Doch das Wunder wurde vorerst nicht Wirklichkeit, 130 Landwirte nämlich
reichten Klage ein. Daraufhin setzte die Gemeinde das Verbot erst einmal
bis zur gerichtlichen Entscheidung aus. Die ist jetzt gefallen, und sie
erklärt das Verbot für null und nichtig, schlicht weil die Gemeinde für
diese – allein vom Staat zu regelnde – Umweltschutzfrage nicht zuständig
sei.
Die Gemeinde gibt sich jedoch noch nicht geschlagen. Sie will die Sache bis
hinauf zum Staatsrat in Rom – dem obersten Verwaltungsgericht des Landes –
durchfechten. Derweil hatte auch die Staatsanwaltschaft beim Rechnungshof
versucht, Bürgermeister Veith zur Rechenschaft zu ziehen – wegen der
angeblich missbräuchlichen Ausgabe öffentlicher Gelder für das angeblich
missbräuchliche Referendum. 23.000 Euro sollte der Ortsvorsteher
zurückzahlen. Doch wenigstens der Rechnungshof sprach Veith frei.
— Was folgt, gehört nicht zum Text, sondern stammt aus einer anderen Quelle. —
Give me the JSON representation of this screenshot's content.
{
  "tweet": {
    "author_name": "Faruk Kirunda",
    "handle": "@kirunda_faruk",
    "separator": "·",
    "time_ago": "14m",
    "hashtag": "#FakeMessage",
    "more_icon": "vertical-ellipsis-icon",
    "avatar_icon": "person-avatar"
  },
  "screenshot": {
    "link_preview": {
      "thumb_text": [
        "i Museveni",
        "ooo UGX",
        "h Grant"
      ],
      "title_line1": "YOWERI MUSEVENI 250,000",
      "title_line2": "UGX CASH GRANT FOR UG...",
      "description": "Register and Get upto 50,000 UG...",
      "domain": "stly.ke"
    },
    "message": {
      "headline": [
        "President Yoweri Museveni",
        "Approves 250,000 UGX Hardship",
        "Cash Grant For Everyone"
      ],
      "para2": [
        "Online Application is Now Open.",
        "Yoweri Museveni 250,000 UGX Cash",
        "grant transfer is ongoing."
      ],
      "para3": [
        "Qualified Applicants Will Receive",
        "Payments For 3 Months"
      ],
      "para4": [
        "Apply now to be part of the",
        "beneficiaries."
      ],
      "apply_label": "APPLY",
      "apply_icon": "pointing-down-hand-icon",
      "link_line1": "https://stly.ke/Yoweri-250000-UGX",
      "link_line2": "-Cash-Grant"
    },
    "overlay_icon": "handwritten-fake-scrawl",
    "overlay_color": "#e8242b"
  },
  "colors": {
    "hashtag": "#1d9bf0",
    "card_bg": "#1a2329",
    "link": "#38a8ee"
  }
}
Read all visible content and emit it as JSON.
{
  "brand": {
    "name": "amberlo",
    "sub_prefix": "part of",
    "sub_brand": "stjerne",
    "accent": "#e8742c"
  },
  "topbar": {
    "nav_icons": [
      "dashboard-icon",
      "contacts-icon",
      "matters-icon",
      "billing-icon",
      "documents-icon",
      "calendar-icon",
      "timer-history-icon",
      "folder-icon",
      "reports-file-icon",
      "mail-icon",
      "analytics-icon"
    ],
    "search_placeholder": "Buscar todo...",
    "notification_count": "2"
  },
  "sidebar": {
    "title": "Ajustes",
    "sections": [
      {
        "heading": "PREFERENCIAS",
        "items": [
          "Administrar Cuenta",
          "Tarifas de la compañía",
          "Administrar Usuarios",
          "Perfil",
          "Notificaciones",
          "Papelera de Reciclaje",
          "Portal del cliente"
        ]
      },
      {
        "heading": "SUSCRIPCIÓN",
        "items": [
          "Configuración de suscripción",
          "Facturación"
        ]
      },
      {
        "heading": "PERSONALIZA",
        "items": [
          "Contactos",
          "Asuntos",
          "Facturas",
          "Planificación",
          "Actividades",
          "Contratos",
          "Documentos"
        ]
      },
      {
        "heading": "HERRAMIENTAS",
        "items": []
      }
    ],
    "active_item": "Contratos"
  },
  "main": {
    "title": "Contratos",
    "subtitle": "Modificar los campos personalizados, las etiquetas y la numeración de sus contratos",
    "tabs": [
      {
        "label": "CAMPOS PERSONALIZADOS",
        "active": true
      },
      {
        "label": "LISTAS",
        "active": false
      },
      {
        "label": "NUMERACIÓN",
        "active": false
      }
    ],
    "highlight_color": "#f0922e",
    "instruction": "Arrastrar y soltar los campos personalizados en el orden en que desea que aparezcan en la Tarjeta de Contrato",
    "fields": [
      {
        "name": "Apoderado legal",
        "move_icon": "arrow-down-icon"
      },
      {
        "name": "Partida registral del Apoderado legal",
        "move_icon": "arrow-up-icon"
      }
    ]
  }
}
## Andere Gemeinden weiter gegen Pflanzengifte
Andere italienische Gemeinden versuchen dennoch weiterhin, mit
verschiedenen Instrumenten den Einsatz von Pflanzengiften einzuschränken.
So erließ der Gemeinderat von Vallarsa im Trentin im Jahr 2014 einen
Beschluss, der die Bio-Landwirtschaft zur Regel erklärt. Wer dennoch
konventionell weitemachen möchte, muss eine Versicherung abschließen, um
den benachbarten Biobauern im Fall der Kontamination ihrer Felder mit
Chemikalien Schadenersatz leisten zu können.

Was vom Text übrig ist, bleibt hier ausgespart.